Let's talk about Tether, the largest stablecoin with about 70% market share.

Earlier this month, Tether released its Q2 attestation report . While the report's primary purpose is to provide insight into the reserves backing the company's stablecoins, it also includes high-level performance metrics. This time, the report presented some truly staggering numbers.

Tether reported a record $5.2 billion in first-half profits. For context, U.S. Bancorp (the fifth largest U.S. bank) and PNC (the sixth largest U.S. bank) reported first-half earnings of $2.92 billion and $2.79 billion, respectively.

Data sourced from company financials

The numbers become even more impressive when you compare the earnings to the number of employees at each firm.

While the earnings grab the headlines, perhaps most impressive is the number of U.S. treasuries owned by the company. With $97.6 billion worth of treasuries in their reserves, if Tether were a country, it would rank as the 20th largest holder of U.S. debt.

Treasury Data sourced from US Treasury

Remember the "money printer go brrr " meme from a few years back in response to the Federal Reserve printing trillions of new money supply during Covid? It featured a banker or government official frantically printing money, with the meme critiquing the Fed's aggressive monetary policy. Those were the days when printing cash seemed limitless and money was cheap. Now, with the Fed reversing course and tightening its economic policy, that meme feels like a relic of a bygone era.

But with higher rates, we can revive it in a new context — the broader stablecoin industry.


Source

We’ve previously covered stablecoins in detail but, as a quick refresher, stablecoins are crypto cash equivalents designed to maintain a stable value, typically pegged to a reserve asset like the US dollar. There are three main types of stablecoins: (1) fiat-backed, (2) crypto-backed, and (3) algorithmic. However, fiat-backed stablecoins dominate the market. Traditional cash and cash equivalents back these coins on a one-to-one basis.

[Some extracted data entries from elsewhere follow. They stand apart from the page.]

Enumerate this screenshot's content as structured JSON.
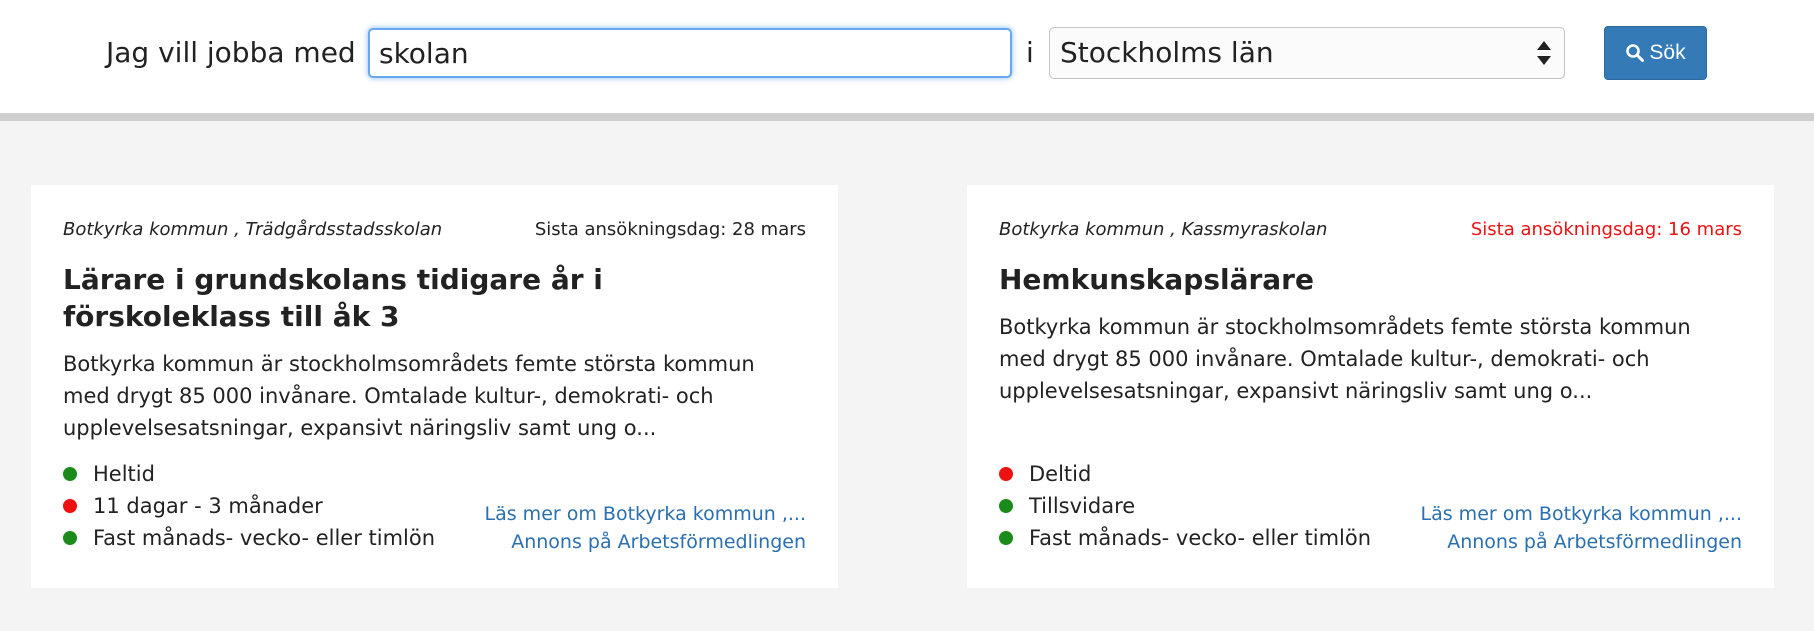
{
  "search": {
    "lead_text": "Jag vill jobba med",
    "query": "skolan",
    "conjunction": "i",
    "region": "Stockholms län",
    "button_label": "Sök"
  },
  "colors": {
    "accent": "#337ab7",
    "link": "#2a6fb0",
    "urgent": "#ee1111",
    "status_green": "#1a8a1a",
    "status_red": "#ee1111"
  },
  "cards": [
    {
      "employer": "Botkyrka kommun , Trädgårdsstadsskolan",
      "deadline": "Sista ansökningsdag: 28 mars",
      "deadline_urgent": false,
      "title": "Lärare i grundskolans tidigare år i förskoleklass till åk 3",
      "description": "Botkyrka kommun är stockholmsområdets femte största kommun med drygt 85 000 invånare. Omtalade kultur-, demokrati- och upplevelsesatsningar, expansivt näringsliv samt ung o...",
      "attributes": [
        {
          "label": "Heltid",
          "status": "green"
        },
        {
          "label": "11 dagar - 3 månader",
          "status": "red"
        },
        {
          "label": "Fast månads- vecko- eller timlön",
          "status": "green"
        }
      ],
      "more_link": "Läs mer om Botkyrka kommun ,...",
      "ad_link": "Annons på Arbetsförmedlingen"
    },
    {
      "employer": "Botkyrka kommun , Kassmyraskolan",
      "deadline": "Sista ansökningsdag: 16 mars",
      "deadline_urgent": true,
      "title": "Hemkunskapslärare",
      "description": "Botkyrka kommun är stockholmsområdets femte största kommun med drygt 85 000 invånare. Omtalade kultur-, demokrati- och upplevelsesatsningar, expansivt näringsliv samt ung o...",
      "attributes": [
        {
          "label": "Deltid",
          "status": "red"
        },
        {
          "label": "Tillsvidare",
          "status": "green"
        },
        {
          "label": "Fast månads- vecko- eller timlön",
          "status": "green"
        }
      ],
      "more_link": "Läs mer om Botkyrka kommun ,...",
      "ad_link": "Annons på Arbetsförmedlingen"
    }
  ]
}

When you get one stablecoin, the issuing company deposits one dollar into their reserve. When you redeem one stablecoin, the company withdraws one dollar from its reserve and gives it to you. Pretty simple.

While the fiat-backed model has existed for a while, recent economic conditions have made this space incredibly profitable for providers. How?

Stablecoin issuers generate most revenue by investing their cash reserves in short-term, interest-bearing instruments. Although the specific instruments may vary between issuers, they generally allow issuers to earn an essentially risk-free return. This revenue model is particularly favorable in a high-interest-rate environment. Before 2022, such an environment did not exist. However, in 2022, the U.S. began a contractionary policy, raising rates. Europe also increased interest rates for the first time in 11 years, ending a six-year negative interest rate policy. Since then, several additional rate hikes have occurred. While indicators suggest a possible rate cut on the horizon, the overall yield curve still shows a favorable near to medium-term environment.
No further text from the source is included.